Having lived in Los Angeles for a while, working with magazines such as 'Life', he returned to Paris to work on the creation of the new magazine 'Paris Match' in 1949. This began a prestigious working relationship with the magazine which lasted 20 years, creating countless covers.
He was the last to photograph Marilyn, he charmed Marlene Dietrich into a rare photo shoot and he took one of the few known photographs of Coco Chanel laughing. His subjects spanned seven decades, from the 1940s to the 21st century and include: Audrey Hepburn, Salvador Dalí, Sophia Loren, Marilyn Monroe, Yves Saint Laurent, Catherine Deneuve, Brad Pitt, Le Corbusier, Marlene Dietrich, Jack Nicholson, Joan Collins, Picasso, Sarah Vaughan, Joan Crawford, Milla Jovovich, Jane Fonda, Jean Cocteau, Josephine Baker, Mademoiselle Coco Chanel, a very young and playful Brigitte Bardot and Jayne Mansfield photographed in her outrageously opulent bath-tub.
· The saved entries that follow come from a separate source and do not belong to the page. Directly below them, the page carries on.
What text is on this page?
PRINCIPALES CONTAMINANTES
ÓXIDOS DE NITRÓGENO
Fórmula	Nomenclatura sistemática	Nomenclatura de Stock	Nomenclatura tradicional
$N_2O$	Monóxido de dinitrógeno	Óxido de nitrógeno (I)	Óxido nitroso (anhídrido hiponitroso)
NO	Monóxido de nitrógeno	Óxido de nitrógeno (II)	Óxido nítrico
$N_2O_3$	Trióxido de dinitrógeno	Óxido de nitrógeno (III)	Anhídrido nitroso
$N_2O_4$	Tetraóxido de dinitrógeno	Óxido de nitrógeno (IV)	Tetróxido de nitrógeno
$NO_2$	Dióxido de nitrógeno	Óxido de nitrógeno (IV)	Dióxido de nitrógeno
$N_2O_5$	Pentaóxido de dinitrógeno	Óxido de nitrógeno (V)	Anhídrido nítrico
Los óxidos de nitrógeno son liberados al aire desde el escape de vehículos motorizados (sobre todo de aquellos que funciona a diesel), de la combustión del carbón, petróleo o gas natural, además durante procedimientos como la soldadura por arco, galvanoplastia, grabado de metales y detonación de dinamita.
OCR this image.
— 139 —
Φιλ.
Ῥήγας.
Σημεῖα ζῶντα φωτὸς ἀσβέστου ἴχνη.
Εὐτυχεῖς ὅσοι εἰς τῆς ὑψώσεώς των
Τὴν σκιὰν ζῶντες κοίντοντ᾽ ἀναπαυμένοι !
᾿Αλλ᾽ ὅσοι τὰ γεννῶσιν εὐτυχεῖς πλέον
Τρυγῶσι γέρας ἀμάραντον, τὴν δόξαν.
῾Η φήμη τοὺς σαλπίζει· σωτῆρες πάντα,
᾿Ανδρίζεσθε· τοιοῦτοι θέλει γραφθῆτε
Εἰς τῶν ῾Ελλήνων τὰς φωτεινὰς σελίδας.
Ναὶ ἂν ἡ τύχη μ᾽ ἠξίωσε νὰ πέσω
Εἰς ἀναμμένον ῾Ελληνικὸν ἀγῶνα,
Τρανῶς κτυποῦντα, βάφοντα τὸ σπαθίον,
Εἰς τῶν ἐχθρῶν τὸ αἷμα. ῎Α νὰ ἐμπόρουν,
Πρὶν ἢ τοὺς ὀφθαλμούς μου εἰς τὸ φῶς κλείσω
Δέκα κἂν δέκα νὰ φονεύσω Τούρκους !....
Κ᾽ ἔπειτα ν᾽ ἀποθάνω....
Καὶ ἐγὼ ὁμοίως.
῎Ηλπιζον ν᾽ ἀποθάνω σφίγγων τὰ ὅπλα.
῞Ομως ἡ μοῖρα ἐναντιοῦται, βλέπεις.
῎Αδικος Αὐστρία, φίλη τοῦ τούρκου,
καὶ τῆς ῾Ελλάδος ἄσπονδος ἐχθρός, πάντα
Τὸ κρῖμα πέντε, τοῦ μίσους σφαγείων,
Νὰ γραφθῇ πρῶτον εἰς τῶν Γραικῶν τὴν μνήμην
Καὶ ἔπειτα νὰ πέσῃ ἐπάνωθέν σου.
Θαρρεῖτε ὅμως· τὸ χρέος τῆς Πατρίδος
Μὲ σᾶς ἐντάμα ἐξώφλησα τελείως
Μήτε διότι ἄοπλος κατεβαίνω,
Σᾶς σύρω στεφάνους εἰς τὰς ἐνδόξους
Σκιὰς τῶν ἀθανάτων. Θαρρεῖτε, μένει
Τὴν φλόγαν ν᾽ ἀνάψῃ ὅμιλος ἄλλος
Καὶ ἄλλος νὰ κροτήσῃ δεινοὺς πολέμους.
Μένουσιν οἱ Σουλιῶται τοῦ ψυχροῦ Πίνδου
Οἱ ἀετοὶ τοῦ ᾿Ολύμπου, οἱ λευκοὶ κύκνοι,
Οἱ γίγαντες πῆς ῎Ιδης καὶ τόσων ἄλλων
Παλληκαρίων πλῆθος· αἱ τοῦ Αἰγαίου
In 1954, he became the Artistic Director of Marie Claire Magazine and also continued to collaborate with other key fashion publications and began working as a regular Fashion Photographer with Vogue in 1959.
In 1962 he photographed one of the biggest sex symbols and icons of the silver screen, Marilyn Monroe. Monroe failed to turn up for the appointed meeting and showed up the following day to apologise in person, saying that she was too tired again that day to be photographed, but promised again to be there the next day, Rizzo replied "For you, I would wait a week!"
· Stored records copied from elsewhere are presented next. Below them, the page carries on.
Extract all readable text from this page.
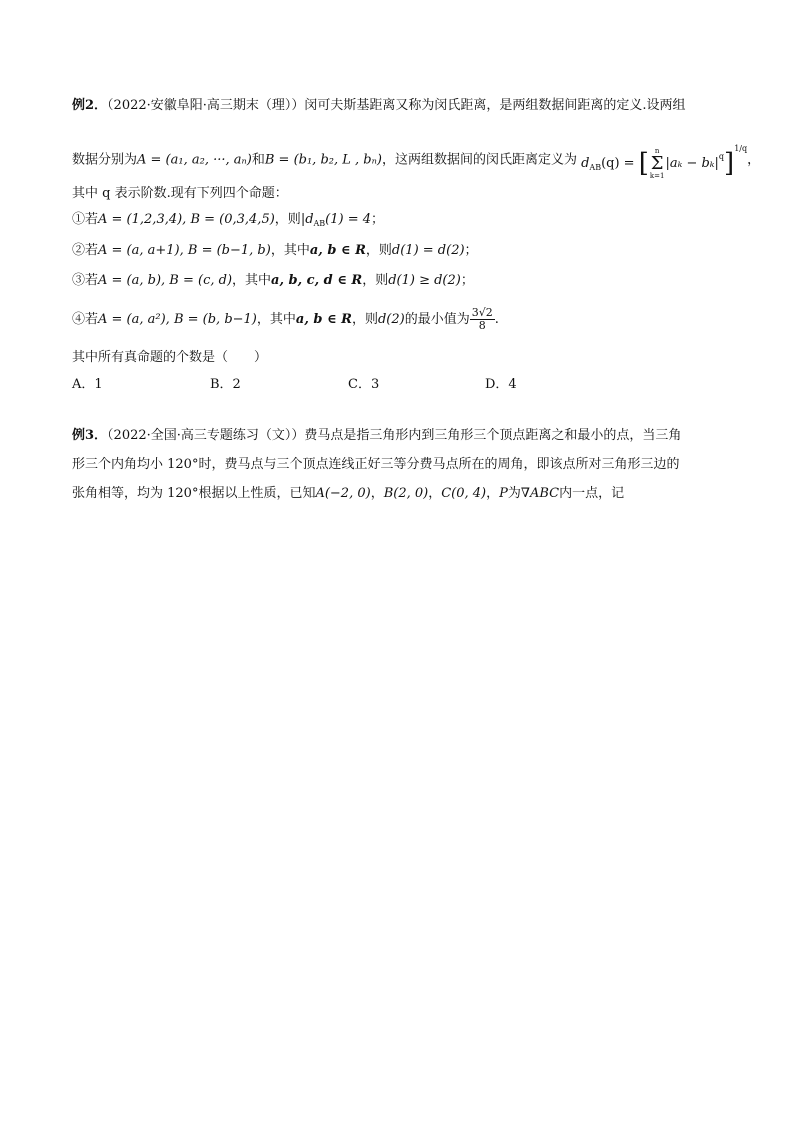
例2．（2022·安徽阜阳·高三期末（理））闵可夫斯基距离又称为闵氏距离，是两组数据间距离的定义.设两组
数据分别为A = (a₁, a₂, ···, aₙ)和B = (b₁, b₂, L , bₙ)，这两组数据间的闵氏距离定义为 $d_{AB}(q)$ = [ n
Σ
k=1
$|a_k - b_k|^q]^{1/q}$，
其中 q 表示阶数.现有下列四个命题：
①若A = (1,2,3,4), B = (0,3,4,5)，则$|d_{AB}(1) = 4$；
②若A = (a, a+1), B = (b−1, b)，其中a, b ∈ R，则d(1) = d(2)；
③若A = (a, b), B = (c, d)，其中a, b, c, d ∈ R，则d(1) ≥ d(2)；
④若A = (a, a²), B = (b, b−1)，其中a, b ∈ R，则d(2)的最小值为 $\frac{3√2}{8}$ .
其中所有真命题的个数是（　　）
A．1	B．2	C．3	D．4
例3．（2022·全国·高三专题练习（文））费马点是指三角形内到三角形三个顶点距离之和最小的点，当三角
形三个内角均小 120°时，费马点与三个顶点连线正好三等分费马点所在的周角，即该点所对三角形三边的
张角相等，均为 120°根据以上性质，已知A(−2, 0)，B(2, 0)，C(0, 4)，P为∇ABC内一点，记
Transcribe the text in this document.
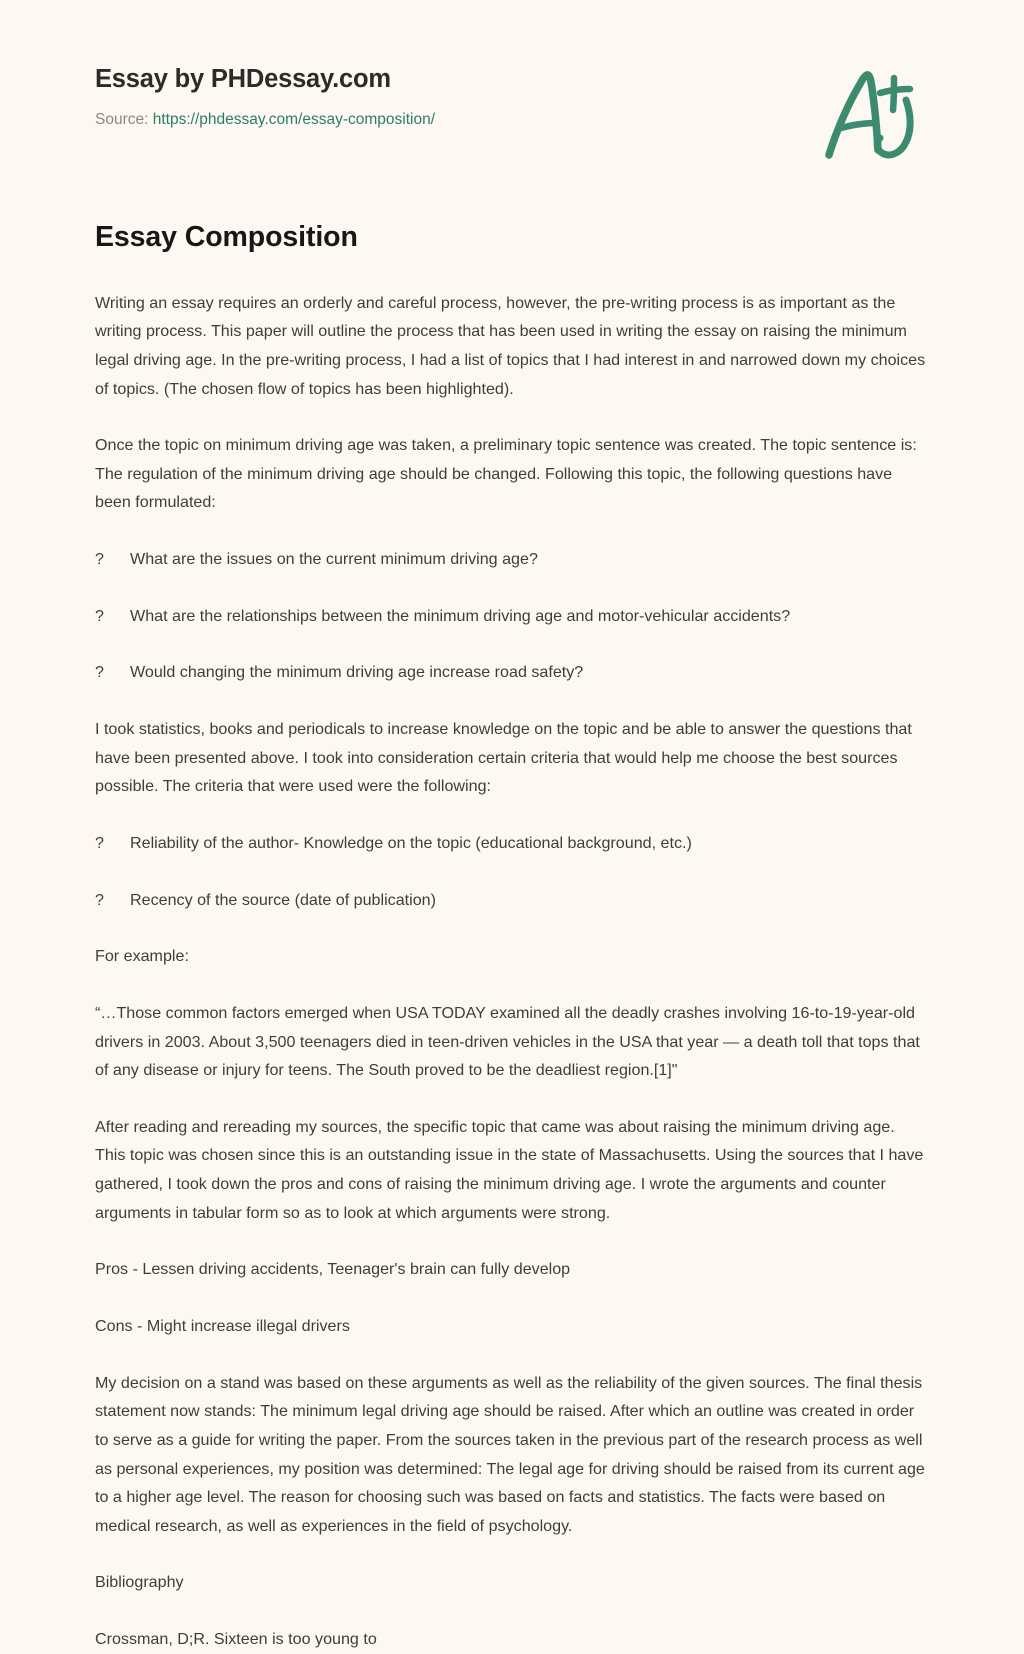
Essay by PHDessay.com
Source: https://phdessay.com/essay-composition/
Essay Composition

Writing an essay requires an orderly and careful process, however, the pre-writing process is as important as the writing process. This paper will outline the process that has been used in writing the essay on raising the minimum legal driving age. In the pre-writing process, I had a list of topics that I had interest in and narrowed down my choices of topics. (The chosen flow of topics has been highlighted).

Once the topic on minimum driving age was taken, a preliminary topic sentence was created. The topic sentence is: The regulation of the minimum driving age should be changed. Following this topic, the following questions have been formulated:

?	What are the issues on the current minimum driving age?
?	What are the relationships between the minimum driving age and motor-vehicular accidents?
?	Would changing the minimum driving age increase road safety?

I took statistics, books and periodicals to increase knowledge on the topic and be able to answer the questions that have been presented above. I took into consideration certain criteria that would help me choose the best sources possible. The criteria that were used were the following:

?	Reliability of the author- Knowledge on the topic (educational background, etc.)
?	Recency of the source (date of publication)

For example:

“…Those common factors emerged when USA TODAY examined all the deadly crashes involving 16-to-19-year-old drivers in 2003. About 3,500 teenagers died in teen-driven vehicles in the USA that year — a death toll that tops that of any disease or injury for teens. The South proved to be the deadliest region.[1]"

After reading and rereading my sources, the specific topic that came was about raising the minimum driving age. This topic was chosen since this is an outstanding issue in the state of Massachusetts. Using the sources that I have gathered, I took down the pros and cons of raising the minimum driving age. I wrote the arguments and counter arguments in tabular form so as to look at which arguments were strong.

Pros - Lessen driving accidents, Teenager's brain can fully develop

Cons - Might increase illegal drivers

My decision on a stand was based on these arguments as well as the reliability of the given sources. The final thesis statement now stands: The minimum legal driving age should be raised. After which an outline was created in order to serve as a guide for writing the paper. From the sources taken in the previous part of the research process as well as personal experiences, my position was determined: The legal age for driving should be raised from its current age to a higher age level. The reason for choosing such was based on facts and statistics. The facts were based on medical research, as well as experiences in the field of psychology.

Bibliography

Crossman, D;R. Sixteen is too young to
True to her word, Marilyn was there the next day, a July afternoon, two weeks before she died. She had done her own make up and Rizzo recalled that she had "...made a bit of a hash of it" and that there was "...an underlying sadness about her" but despite that, Rizzo declared that "...it was as if all the most beautiful women in the world were there, rolled into one!"
In 1968 Rizzo married Italian film star Elsa Martinelli, they moved to Rome where Rizzo launched a new career. Inspired heavily by Le Corbusier and Mies van der Rohe (both of whom he had photographed), he began working as a furniture designer, a field in which he had no experience, but gained notable success.
This was something that he was to continue and remain passionate about throughout his life. His name remains today synonymous with both photography and furniture design alike.
From Rome, he returned to Paris and continued to photograph some of the most famous people of the day, including some of the most beautiful women of the 20th and early 21st centuries. Immortalising them with his lens, to create breath-taking and iconic images.
Willy Rizzo “had” all the stars, or just about. From Marilyn to Bardot, from Marlene to his great friend Jack Nicholson. Those who said yes to, and sometimes even solicited the photographer are world famous.
He was the recorder and witness of generations.